Les supporters de l'Inter ont dû se réveiller avec un joli mal de gorge ce matin, à cause des hurlements de joie pour le but de Guarín et la victoire dans le derby signifiant la première place en solitaire, mais aussi des huées lancées à l'encontre de Siniša Mihajlović et Mario Balotelli. "C'est vrai que ce soir, on ne savait pas où donner de la tête", raconte Claudio, supporter de l'Inter, hilare à la sortie du stade. Ça a commencé très tôt, lorsque les deux bonhommes apparaissaient sur l'écran géant de San Siro, mais le coach serbe peut se sentir épargné, la vraie cible, c'était son joueur. "Y a pas un supporter de l'Inter qui ne sifflait pas, j'ai rarement vu quelqu'un faire autant l'unanimité dans ce sens. Faut dire aussi que certains sifflets étaient également dus à la crainte de le voir bien faire", poursuit notre interlocuteur en toute honnêteté.

Actions !


Effectivement, l'entrée de Balotelli aurait pu être le tournant de la rencontre. Remplaçant comme face à l'Empoli, Mihajlović l'envoie s'échauffer en début de seconde mi-temps, l'ouverture du score de Guarín est le déclic pour faire appel à lui. Bacca sort, Balo entre, la bronca interiste bat des records de décibels et de longueur, puisque Mario trottine pour aller tirer un coup franc excentré. Une bonne minute de sifflets ponctués par un classique "Balotelli, fils de péripatéticienne" : "Faut-il rappeler comment il nous a quittés ? En jetant notre maillot lors d'une des plus belles soirées de l'histoire du club, la demie aller de Ligue des champions 2010 contre le Barça. Évidemment, ses deux passages au Milan et son amour déclaré pour ce club n'ont fait qu'empirer la situation", raconte Emilio, autre tifoso interiste qui aurait toutefois pu se trouver devant un beau dilemme : "Oui, j'ai lu que Mancini a déclaré qu'il aurait tenté de le faire revenir le dernier jour du mercato si les cousins ne l'avaient pas pris. Franchement, ça aurait été un risque inutile."

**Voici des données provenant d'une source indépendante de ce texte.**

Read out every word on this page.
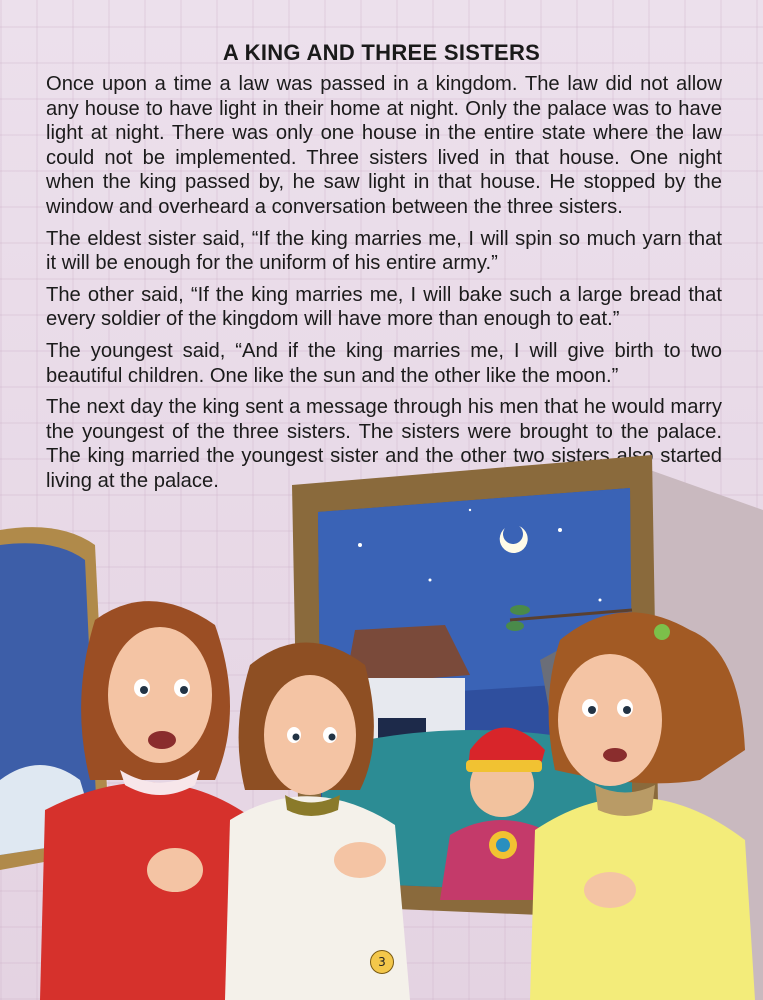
A KING AND THREE SISTERS

Once upon a time a law was passed in a kingdom. The law did not allow any house to have light in their home at night. Only the palace was to have light at night. There was only one house in the entire state where the law could not be implemented. Three sisters lived in that house. One night when the king passed by, he saw light in that house. He stopped by the window and overheard a conversation between the three sisters.

The eldest sister said, “If the king marries me, I will spin so much yarn that it will be enough for the uniform of his entire army.”

The other said, “If the king marries me, I will bake such a large bread that every soldier of the kingdom will have more than enough to eat.”

The youngest said, “And if the king marries me, I will give birth to two beautiful children. One like the sun and the other like the moon.”

The next day the king sent a message through his men that he would marry the youngest of the three sisters. The sisters were brought to the palace. The king married the youngest sister and the other two sisters also started living at the palace.

3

Ce risque, c'est le Milan qui l'a pris, et en à juger par sa première prestation, il pourrait ne pas le regretter. En 35 minutes de jeu, temps additionnel compris, Mario a été à l'origine de quatre occasions de but, soit une de moins que Guarín. Une percussion dans la surface suivie d'un bon centre en retrait aurait mérité meilleur sort, déséquilibré, le…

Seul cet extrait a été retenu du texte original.